Noto principalmente per le sue passate collaborazioni con Michael Brecker e Branford Marsalis, Calderazzo è un pianista generoso, dotato di uno stile contrassegnato da una certa influenza di Herbie Hancock soprattutto per quanto riguarda la capacità di variare e rielaborare le linee tematiche, e di esplorarne le implicazioni armoniche. Al tocco nitido, al fraseggio fluido ricco di inventiva melodica e al vivace piglio ritmico sugli 88 tasti abbina il gusto per un uso misurato delle tastiere. L’approccio al sintetizzatore risente, per scelte timbriche e costruzione delle frasi, della lezione di Joe Zawinul, come dimostra l’introduzione (a dire il vero, un po’ prolissa e ridondante) della sua The Oracle. In un altro brano di sua composizione, The Charmer, trae dall’altra tastiera – altrove utilizzata in funzione di supporto prevalentemente armonico – le sonorità tipiche del piano elettrico Fender Rhodes, profumate di soul jazz e funk.
Su entrambi gli strumenti Patitucci sciorina la ricchezza di intuizioni e la creatività che gli sono abitualmente riconosciute. Al contrabbasso, seppur a tratti affetto da alcuni problemi di feedback, elabora linee scorrevoli e dialoganti con la consueta cavata corposa. Inoltre, è prodigo di invenzioni melodiche che sa trasferire efficacemente anche sulle sei corde del basso elettrico Yamaha, altro suo inconfondibile tratto distintivo. Patitucci si conferma inoltre anche fine compositore, specialmente in due brani dedicati a Corea. In Chickmonk unisce idealmente la fertile vena melodica dell’amico e mentore scomparso all’intrico asimmetrico tipico della poetica di Thelonious Monk. In Chôro for Chick sovrappone a strutture di matrice afrocubana le tessiture contrappuntistiche di questa forma popolare brasiliana, nata dall’incontro tra danze europee e ritmi africani.
Troppo spesso superficialmente associato alla corrente della fusion, Weckl è un batterista jazz nel vero senso della parola. Lo testimonia la sua capacità di costruire figurazioni ritmiche variegate, di dosare le dinamiche e di giocare sottilmente con piatti, hi hat e rim shots, gli accenti in controtempo ottenuti percuotendo i bordi del rullante.

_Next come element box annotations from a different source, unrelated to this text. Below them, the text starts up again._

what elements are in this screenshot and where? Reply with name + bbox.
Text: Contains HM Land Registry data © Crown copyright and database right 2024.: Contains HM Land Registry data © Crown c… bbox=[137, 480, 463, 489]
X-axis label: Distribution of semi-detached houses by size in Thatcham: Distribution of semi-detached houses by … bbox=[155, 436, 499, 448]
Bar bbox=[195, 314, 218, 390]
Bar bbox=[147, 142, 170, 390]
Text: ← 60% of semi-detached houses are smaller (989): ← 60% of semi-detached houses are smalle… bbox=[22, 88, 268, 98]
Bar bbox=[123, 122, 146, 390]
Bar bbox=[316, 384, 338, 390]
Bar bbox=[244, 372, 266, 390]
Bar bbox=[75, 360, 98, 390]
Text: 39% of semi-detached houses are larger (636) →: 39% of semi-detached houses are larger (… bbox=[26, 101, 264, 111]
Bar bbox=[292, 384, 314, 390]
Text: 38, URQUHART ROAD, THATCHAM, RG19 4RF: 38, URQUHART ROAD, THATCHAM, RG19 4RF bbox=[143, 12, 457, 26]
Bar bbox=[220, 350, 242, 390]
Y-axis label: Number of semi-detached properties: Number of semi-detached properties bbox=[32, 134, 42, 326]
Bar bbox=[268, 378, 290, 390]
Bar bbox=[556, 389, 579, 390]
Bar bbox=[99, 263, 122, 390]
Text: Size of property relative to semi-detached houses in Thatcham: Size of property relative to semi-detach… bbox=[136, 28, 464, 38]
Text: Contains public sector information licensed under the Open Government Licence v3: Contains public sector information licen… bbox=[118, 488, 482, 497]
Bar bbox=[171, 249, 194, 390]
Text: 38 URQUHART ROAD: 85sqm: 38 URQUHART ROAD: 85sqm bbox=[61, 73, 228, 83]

Weckl rifugge da effetti spettacolari anche negli spazi che gli sono riservati, che siano breaks o assolo. Particolarmente efficace risulta in questo senso l’introduzione solistica – fonte di ingegnose soluzioni anche timbriche – di Eddie P., composizione di Patitucci dedicata a Eddie Palmieri, il pianista e compositore di origine portoricana annoverabile tra i maestri indiscussi del latin jazz.
Del tutto meritata, quindi, l’ovazione tributata dal pubblico del Teatro Romano alla superlativa prestazione del trio e al magistero dei suoi componenti.